OWASCO | A dog park. A year-round, waterside restaurant. Frequent summer concerts.
Those were some of the ideas raised Wednesday evening during a public hearing at the Emerson Park Pavilion held to gauge what Cayuga County residents want from the historic park and what should be included in its soon-to-be updated master plan.
Steve Lynch, director of the Cayuga County Department of Planning & Economic Development, started off the meeting by summarizing past efforts to re-imagine the park. In the most recent plan, created in 2001, he said too much focus was placed on plotting out exactly how every inch of Emerson Park should be used.
By updating the plan, Lynch explained the planning department hopes to create a blueprint that is "realistic, objective and publicly driven" — one that can be accomplished in five years.
To start creating an updated master plan, the more than 50 people in attendance divided into three focus groups.
Led by planning department personnel, each of the three groups chewed on two topics: accessibility and activities.
Most attendees expressed satisfaction with the number of parking spaces available at Emerson Park. Many suggested opening one of the park's often-closed bridges. And most participants agreed the access roads into and within the park were too narrow.
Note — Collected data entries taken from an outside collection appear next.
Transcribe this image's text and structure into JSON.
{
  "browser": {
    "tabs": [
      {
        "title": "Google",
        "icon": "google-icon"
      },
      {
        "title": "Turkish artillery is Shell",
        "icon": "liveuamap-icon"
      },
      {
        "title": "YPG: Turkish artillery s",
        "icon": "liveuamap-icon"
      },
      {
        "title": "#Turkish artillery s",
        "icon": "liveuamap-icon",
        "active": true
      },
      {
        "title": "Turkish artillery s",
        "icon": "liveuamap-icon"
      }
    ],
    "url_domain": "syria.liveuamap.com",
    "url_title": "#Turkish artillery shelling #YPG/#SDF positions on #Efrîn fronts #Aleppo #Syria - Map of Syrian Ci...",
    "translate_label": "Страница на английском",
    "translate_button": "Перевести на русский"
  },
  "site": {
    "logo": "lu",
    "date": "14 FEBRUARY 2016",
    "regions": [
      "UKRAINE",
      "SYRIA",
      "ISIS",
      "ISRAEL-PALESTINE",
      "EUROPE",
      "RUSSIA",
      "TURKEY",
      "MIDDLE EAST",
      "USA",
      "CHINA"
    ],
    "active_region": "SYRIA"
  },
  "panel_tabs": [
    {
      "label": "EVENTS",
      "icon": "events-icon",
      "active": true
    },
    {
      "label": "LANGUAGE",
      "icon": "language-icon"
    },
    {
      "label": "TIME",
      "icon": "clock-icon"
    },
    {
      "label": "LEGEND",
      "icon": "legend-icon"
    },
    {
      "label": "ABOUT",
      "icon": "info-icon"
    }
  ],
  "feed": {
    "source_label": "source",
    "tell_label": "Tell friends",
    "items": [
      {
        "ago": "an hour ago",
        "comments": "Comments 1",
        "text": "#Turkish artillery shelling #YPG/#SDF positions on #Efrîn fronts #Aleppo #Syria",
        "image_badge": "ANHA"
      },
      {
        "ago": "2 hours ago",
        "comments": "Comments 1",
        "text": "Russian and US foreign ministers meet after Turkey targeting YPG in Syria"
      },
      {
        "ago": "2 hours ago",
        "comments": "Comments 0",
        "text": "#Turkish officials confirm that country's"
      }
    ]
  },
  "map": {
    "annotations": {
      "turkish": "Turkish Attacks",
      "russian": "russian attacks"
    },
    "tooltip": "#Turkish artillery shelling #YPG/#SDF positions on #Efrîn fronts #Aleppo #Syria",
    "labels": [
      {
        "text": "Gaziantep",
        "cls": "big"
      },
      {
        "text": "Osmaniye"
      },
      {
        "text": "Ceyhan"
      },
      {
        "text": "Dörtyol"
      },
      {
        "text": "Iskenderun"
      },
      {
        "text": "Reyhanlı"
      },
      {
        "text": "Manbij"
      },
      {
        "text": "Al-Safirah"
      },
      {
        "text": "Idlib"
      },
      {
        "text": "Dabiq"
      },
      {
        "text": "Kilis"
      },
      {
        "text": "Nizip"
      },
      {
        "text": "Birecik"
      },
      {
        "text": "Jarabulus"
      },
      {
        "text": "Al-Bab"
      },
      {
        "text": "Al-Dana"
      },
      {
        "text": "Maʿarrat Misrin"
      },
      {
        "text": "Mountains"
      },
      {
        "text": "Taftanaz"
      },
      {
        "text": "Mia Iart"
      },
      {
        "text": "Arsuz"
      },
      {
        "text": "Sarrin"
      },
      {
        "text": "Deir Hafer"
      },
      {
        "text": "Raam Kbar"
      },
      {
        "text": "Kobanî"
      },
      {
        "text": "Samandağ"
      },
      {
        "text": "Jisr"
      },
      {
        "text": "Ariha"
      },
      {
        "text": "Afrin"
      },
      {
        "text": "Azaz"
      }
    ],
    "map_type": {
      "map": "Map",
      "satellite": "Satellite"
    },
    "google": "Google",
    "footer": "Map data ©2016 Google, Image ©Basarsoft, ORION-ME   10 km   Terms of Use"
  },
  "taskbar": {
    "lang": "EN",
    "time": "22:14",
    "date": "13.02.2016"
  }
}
As many attendees nodded, Meg Vanek, executive director of the Cayuga County Office of Tourism, suggested that Emerson Park should advertise its presence more within the city of Auburn.
"I work in downtown," she said. "People don't know where Emerson Park is."
When it came to activities, attendees' suggestions ranged from vague to detailed.
Many participants raised the idea of building both a lakeside restaurant and hotel/conference center. Along with hosting public concerts, movies and dances, many attendees suggested the recently renovated pavilion should be used more.
A group of veterans, all wearing baseball caps commemorating their service, said a memorial for Vietnam veterans should be built.
After the ideas of each focus group were summarized and shared, Lynch said participants had given his department plenty to discuss.
"I walked around and everybody in the groups participated," he said. "Everyone had something to say, and that's really came out here today."